Après plusieurs jours d’écritures, de ratures et de relecture, je trouve le courage d’envoyer mon mail. Va-t-elle prendre le temps de me lire jusqu’au bout ? Le projet va-t-il faire sens pour elle ? Ai-je su lui donner envie ? A-t-elle le temps ? Va-t-elle accepter ?… Puis un matin… à ma grande surprise, un mail ; une réponse simple et énergique, ponctuée d’humour et d’anecdotes. Nous échangeons quelques messages. Déborah se montre confiante et pleine d’assurance. Elle propose de rencontrer nos jeunes le 15 mai 2019, soit quelques jours après notre prise de contact et quelques heures avant son vol pour la coupe du monde en Argentine.

Cette rencontre n’aura rien de commun avec les précédentes. Imprévu, nouveauté et improvisation seront à l’honneur : impossible de trouver un temps pour préparer ces causeries, nous disposons de dix jours pour faire émerger la curiosité des jeunes. Déborah s’est organisée pour venir seule aux causeries. Elle paraît si confiante que j’en oublie dans nos derniers échanges de la convier plus tôt. Heureusement, « imprudence » n’est pas de mise. Nous convenons de nous retrouver 30 min avant la rencontre pour nous présenter sereinement, échanger sur le sens du projet et le déroulé de ce temps de partage.

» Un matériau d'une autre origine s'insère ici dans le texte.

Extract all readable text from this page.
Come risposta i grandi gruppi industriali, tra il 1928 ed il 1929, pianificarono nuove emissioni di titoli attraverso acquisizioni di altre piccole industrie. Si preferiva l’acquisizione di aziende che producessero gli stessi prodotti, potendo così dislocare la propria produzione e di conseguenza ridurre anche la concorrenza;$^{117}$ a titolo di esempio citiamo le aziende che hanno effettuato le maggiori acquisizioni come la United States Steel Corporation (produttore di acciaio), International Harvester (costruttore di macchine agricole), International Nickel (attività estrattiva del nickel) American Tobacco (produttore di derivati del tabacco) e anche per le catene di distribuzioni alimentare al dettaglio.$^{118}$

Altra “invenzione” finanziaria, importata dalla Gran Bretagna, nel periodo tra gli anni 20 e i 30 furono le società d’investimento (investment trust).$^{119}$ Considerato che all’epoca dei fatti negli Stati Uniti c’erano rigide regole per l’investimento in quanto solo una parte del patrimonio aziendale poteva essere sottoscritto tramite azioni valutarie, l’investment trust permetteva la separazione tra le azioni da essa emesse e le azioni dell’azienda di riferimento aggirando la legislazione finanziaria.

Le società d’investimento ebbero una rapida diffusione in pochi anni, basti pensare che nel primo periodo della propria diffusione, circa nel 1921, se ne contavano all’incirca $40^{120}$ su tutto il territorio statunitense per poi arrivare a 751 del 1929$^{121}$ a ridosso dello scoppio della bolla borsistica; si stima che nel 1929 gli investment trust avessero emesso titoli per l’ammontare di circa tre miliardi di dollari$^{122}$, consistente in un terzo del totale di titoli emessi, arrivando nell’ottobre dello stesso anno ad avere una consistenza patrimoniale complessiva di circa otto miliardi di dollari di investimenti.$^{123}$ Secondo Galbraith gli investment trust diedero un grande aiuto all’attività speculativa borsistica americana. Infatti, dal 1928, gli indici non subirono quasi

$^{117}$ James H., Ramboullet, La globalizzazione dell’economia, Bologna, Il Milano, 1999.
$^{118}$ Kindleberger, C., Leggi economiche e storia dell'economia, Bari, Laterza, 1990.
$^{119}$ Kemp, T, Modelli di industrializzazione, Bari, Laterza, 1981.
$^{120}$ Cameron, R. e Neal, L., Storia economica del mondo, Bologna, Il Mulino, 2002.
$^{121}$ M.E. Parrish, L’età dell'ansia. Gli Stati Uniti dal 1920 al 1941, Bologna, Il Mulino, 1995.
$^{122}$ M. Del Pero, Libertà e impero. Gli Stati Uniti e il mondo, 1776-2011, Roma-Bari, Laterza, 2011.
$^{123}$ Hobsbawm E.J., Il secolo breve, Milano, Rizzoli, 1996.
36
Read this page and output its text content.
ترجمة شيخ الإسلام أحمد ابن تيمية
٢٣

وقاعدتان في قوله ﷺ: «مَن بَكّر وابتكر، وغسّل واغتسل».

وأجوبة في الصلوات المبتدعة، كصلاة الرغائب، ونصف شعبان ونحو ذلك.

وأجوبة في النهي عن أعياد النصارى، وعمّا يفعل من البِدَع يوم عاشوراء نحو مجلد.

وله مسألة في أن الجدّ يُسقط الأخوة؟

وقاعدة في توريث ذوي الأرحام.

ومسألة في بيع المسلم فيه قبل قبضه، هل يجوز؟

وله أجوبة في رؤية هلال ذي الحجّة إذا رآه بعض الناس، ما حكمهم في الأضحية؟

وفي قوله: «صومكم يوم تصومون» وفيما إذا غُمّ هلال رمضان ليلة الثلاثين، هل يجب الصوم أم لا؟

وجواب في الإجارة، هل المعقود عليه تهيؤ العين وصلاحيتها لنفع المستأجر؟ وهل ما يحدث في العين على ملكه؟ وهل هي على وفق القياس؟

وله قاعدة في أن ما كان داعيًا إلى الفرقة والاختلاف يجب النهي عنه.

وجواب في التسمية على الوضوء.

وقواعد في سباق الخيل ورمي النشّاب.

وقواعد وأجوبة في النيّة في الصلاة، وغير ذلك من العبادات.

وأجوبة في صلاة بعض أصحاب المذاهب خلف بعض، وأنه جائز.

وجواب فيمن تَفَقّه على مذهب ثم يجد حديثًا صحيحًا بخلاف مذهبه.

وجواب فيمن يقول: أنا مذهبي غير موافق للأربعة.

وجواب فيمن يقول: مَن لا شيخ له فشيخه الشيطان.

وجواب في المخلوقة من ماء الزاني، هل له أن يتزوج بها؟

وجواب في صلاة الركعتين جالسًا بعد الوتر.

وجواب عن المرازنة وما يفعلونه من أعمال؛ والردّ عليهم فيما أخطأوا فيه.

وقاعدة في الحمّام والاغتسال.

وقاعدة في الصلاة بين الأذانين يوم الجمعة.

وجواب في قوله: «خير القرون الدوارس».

Je découvre Déborah pour la première fois ce mercredi. Elle est décontractée, souriante et porte un tee-shirt bleu faisant ressortir la couleur de ses yeux sur lequel je peux lire « Bonjour, une belle journée commence ». Fait exprès ? Hasard ? Inconscient ? Je ne sais pas ! Déborah me met rapidement à l’aise et demande à ce que nous nous tutoyions. Nous nous installons sur un des bancs à l’entrée et profitons du beau temps pour faire connaissance en toute sérénité. Déborah a eu une journée bien chargée. Elle a profité de son passage en île de France pour rendre visite à Monique Pelletier (précédente médaillée d’or aux championnats du monde de parachutisme en 1960), puis elle s’est rendue à la caserne de Villacoublay pour ensuite finir sa journée avec nous. Un vrai marathon ! Nous échangeons sur l’émission où je l’avais vue, sur mon envie de faire partager sa discipline et son parcours professionnel, à nos jeunes filles et garçons. La rencontre est source de richesse.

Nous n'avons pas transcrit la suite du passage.